We take a look at what critics have had to say about Ivo van Hove’s adaptation now playing at the Young Vic Theatre.

(c) Jan Versweyveld

The Guardian: **** “Director Ivo van Hove elicits a performance of captivating intensity from Kesting. He addresses the invisible father but also slips into playing him. The transformation between the laconic gruffness of the father and the pain and anger of the son is penetrating and precise. The father occasionally shuffles to a door to smoke and his hunched figure, spluttering and bent, is a shattering image.”

Evening Standard: **** “Kesting’s brilliantly physical performance constantly proves this play’s central idea: that politics is an abstract game for the wealthy, but causes bodily suffering to the working class. It’s often painful to watch. But Van Hove’s production is teasingly affectionate as well as bleak: a mesmerising elegy for a man who refuses to die just yet.”

The Arts Desk: **** “Kesting delivers Louis’s text – adjusted slightly for performance – in English and with a ferocious directness, a galvanising clarity. While he primarily portrays Louis himself, speaking in his voice, he also embodies a range of characters featured in this dissection of his past, especially his father, whose absent figure Louis keeps addressing for much of the piece.”  

West End Best Friend: **** “While this production may not be overly enjoyable, it certainly is an exceptional performance, one that audiences should not miss out on the chance to see.”

Time Out: **** “It’s a small-scale production by Van Hove’s standards, but Hans Kesting is all you need to fill a room, and there’s some beautiful setpieces in there. Van Hove’s productions have always heavily featured music, but usually baby boomer-ish rock.”

The Reviews Hub: **** “In what comes close to being an astonishing coup de théâtre, van Hove switches tracks and turns a play that had been intimate and inward-looking into a forceful political diatribe against the suppression of the French working class. The darkness is lifted and Kesting’s demeanour changes as an introspective soul searcher becomes a public orator. The writer/director’s skill in pulling off this transformation inspires awe.”

The Upcoming: **** “It takes an actor of exceptionally high calibre to carry a production such as this, and Kesting delivers. The lengthy standing ovations on press night are more than deserved. The actor has a great deal to do and a great many lines to remember, and he does it alone on a sparse and simple set – only a TV on the floor and a bed join him on stage, leaving the writing and the performance to engage the audience for 90 minutes straight.”
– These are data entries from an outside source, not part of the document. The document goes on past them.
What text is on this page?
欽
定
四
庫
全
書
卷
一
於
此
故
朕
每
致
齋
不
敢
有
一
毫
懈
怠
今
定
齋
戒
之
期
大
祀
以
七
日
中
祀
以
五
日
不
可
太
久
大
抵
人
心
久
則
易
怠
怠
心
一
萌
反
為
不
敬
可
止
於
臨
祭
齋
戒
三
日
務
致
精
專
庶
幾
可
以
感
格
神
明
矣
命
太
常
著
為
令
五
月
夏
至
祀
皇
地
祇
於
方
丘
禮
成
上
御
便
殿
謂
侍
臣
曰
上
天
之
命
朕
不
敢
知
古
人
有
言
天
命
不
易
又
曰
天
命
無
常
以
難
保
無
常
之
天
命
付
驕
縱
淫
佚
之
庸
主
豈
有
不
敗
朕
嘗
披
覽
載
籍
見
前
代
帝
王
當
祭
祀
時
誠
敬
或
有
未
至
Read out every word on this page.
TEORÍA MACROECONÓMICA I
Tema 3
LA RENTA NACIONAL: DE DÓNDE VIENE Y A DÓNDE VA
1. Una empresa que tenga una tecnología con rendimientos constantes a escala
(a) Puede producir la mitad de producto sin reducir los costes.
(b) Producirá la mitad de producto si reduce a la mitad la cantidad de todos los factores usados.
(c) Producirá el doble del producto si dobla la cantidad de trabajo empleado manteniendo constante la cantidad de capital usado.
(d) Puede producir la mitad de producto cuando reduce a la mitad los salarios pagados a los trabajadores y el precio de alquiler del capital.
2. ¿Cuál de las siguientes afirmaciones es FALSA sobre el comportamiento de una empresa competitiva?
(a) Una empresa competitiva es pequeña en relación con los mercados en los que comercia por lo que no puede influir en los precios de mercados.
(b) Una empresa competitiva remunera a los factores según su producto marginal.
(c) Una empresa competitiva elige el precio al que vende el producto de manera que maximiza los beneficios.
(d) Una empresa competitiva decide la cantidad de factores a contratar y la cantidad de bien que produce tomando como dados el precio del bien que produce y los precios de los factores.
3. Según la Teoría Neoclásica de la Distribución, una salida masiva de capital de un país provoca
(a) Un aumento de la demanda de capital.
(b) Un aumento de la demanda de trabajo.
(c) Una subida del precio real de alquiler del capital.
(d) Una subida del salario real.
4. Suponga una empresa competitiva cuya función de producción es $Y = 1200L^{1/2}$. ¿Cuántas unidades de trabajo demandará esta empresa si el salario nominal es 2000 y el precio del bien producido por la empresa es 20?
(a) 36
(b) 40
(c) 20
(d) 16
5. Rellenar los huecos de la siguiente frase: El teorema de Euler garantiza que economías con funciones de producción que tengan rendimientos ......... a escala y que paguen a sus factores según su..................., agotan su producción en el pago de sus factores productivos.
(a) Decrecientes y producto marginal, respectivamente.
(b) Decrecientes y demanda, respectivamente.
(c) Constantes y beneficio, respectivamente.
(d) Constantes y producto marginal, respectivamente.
London Theatre.co.uk: *** “Kesting charges through regardless, taking the audience with him in a performance that is fiery yet fragile, intimate yet charged with the outsized power of something epic. At the curtain call, the open-faced actor looked moved by the engagement of the house on that most extraordinary of all nights as we emerged into a changed world in which life, for once, seemed considerably more dramatic than art.”

The Stage: **** “Hans Kesting stars in Ivo van Hove’s adaptation of Édouard Louis’ third novel.”

Culture Whisper: *** “a bitter and affecting look at the relationship between father and son, masculinity and homophobia, the working class and the ruling elite. But most importantly, it acknowledges the ways in which we must develop coalitions in order to enact change. The father speaks for the first time at the end of the play, and, for the first time, is in political agreement with his son: ‘We need a revolution’.”

The Times: *** ” Ivo van Hove’s production for the Internationaal Theater Amsterdam draws a bravura performance from Hans Kesting, who prowls a grey, cell-like chamber.”

The Telegraph: **** “Ivo van Hove’s one-man adaptation of Édouard Louis’s memoir is timely, beautifully acted – and exactly the thing for turbulent times.”

Who Killed My Father continues to play at the Young Vic Theatre until the 24th September.